Buddy Holly was one of the greatest pioneers of Rock ‘n’ Roll, at the young age of 22 he left behind a legacy that rock bands have strive to achieve for decades.  His talent in all aspects of the music industry and his experimental recording hours lead to a number of timeless hits that we are still enjoying today!

Singer. Born Charles Hardin Holley on September 7, 1936, in Lubbock, Texas. As the fourth and youngest child in his family, Holly was nicknamed “Buddy” by his mother, who felt that his given name was too big for her little boy. “Holly,” the altered form of his last name, would later result from a misspelling in his first recording contract.

Buddy Holly learned to play piano and fiddle at an early age, while his older brothers taught him the basics of guitar. A 1949 home recording of “My Two-Timin’ Woman” showcases Holly’s skilled, if prepubescent, singing voice. Holly’s mother and father, a tailor by trade, both proved to be very supportive of their son’s burgeoning musical talents, generating song ideas and even penning a letter to the editor of Lubbock’s newspaper in defense of rock ‘n’ roll-loving teenagers lambasted in a conservative editorial. Despite his parents’ support, Holly couldn’t have become a founding father of rock ‘n’ roll without engaging in some degree of rebellion. Once a preacher at the local Tabernacle Baptist Church asked him, “What would you do if you had $10?” The young rocker reportedly muttered, “If I had $10, I wouldn’t be here.” Holly had clearly set his sights on something other than growing up to join his brothers in their tiling business.

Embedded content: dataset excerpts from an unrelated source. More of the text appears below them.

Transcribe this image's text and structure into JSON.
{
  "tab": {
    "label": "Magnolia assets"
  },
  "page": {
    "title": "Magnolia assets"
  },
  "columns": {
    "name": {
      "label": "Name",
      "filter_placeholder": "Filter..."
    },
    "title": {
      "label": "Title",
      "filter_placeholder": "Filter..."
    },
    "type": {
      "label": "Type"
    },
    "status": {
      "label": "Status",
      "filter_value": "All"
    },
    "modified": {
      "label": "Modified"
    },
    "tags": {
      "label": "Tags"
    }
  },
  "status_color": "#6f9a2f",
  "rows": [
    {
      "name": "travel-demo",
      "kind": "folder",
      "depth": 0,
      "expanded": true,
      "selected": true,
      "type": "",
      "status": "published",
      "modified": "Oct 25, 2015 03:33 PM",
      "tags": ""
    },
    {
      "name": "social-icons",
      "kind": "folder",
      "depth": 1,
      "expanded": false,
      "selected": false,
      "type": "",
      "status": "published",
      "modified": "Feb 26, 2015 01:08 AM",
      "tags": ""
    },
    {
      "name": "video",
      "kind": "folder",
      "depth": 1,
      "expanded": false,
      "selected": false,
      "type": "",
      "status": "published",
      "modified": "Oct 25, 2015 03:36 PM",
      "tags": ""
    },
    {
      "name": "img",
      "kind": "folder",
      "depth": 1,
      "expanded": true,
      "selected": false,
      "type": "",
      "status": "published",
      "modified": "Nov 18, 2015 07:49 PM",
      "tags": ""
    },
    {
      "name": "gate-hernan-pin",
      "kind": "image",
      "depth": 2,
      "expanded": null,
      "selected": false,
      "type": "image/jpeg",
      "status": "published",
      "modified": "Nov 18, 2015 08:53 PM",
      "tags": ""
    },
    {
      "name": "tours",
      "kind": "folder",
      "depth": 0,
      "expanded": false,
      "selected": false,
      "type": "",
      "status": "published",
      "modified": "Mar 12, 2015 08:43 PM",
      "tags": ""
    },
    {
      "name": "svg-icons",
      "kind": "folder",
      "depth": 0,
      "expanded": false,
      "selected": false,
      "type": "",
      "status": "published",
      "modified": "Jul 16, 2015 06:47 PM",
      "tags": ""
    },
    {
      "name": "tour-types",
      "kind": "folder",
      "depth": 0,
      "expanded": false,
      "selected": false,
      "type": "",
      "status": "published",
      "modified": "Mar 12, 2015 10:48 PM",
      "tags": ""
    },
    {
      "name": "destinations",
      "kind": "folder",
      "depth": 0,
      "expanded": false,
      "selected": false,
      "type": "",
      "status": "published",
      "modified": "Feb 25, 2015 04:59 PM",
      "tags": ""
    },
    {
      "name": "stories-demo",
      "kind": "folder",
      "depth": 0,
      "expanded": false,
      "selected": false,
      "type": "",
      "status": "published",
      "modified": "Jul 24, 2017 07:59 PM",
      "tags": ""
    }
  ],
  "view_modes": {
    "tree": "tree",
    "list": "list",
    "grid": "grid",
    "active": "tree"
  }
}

After high school, Holly formed a band and played country and western songs regularly on a Lubbock radio station. He frequently opened for more prominent national acts that toured through town. Bandmate Sonny Curtis viewed Holly’s opening for Elvis Presley in 1955 as a crucial turning point for the singer. “When Elvis came along,” Curtis recalls, “Buddy fell in love with Elvis and we began to change. The next day we became Elvis clones.” Although the bespectacled, bow-tied youth lacked Elvis’s incendiary sex appeal, Holly’s conversion from country to rock ‘n’ roll did not go unnoticed. A record company talent scout soon caught his act at a skating rink and signed him to a contract.

In early 1956, Holly and his band began recording demos and singles in Nashville under the name Buddy Holly and the Three Tunes, but the group’s lineup was later revised and dubbed The Crickets. Holly wrote and recorded his breakthrough hit, “That’ll Be the Day,” with The Crickets in 1957. The song’s title and refrain are a reference to a line uttered by John Wayne in the 1956 film The Searchers. Between August 1957 and August 1958, Holly and the Crickets charted seven different Top 40 singles. Coincidentally, “That’ll Be the Day” topped the U.S. chart exactly 500 days before Holly’s untimely death.

In October 1958, Holly split from The Crickets and moved to Greenwich Village in New York City. Due to legal and financial problems resulting from the band’s breakup, Holly reluctantly agreed to tour through the Midwest in 1959 with The Winter Dance Party. Tired of enduring broken-down buses in subfreezing conditions, Holly chartered a private plane to take him from a show in Clear Lake, Iowa, to the tour’s next stop in Moorhead, Minnesota. Holly was joined on the doomed flight by fellow performers Ritchie Valens and The Big Bopper. The plane crashed within minutes of leaving the ground, killing all aboard. Buddy Holly was just 22 years old. His funeral was held at the Tabernacle Baptist Church back in Lubbock.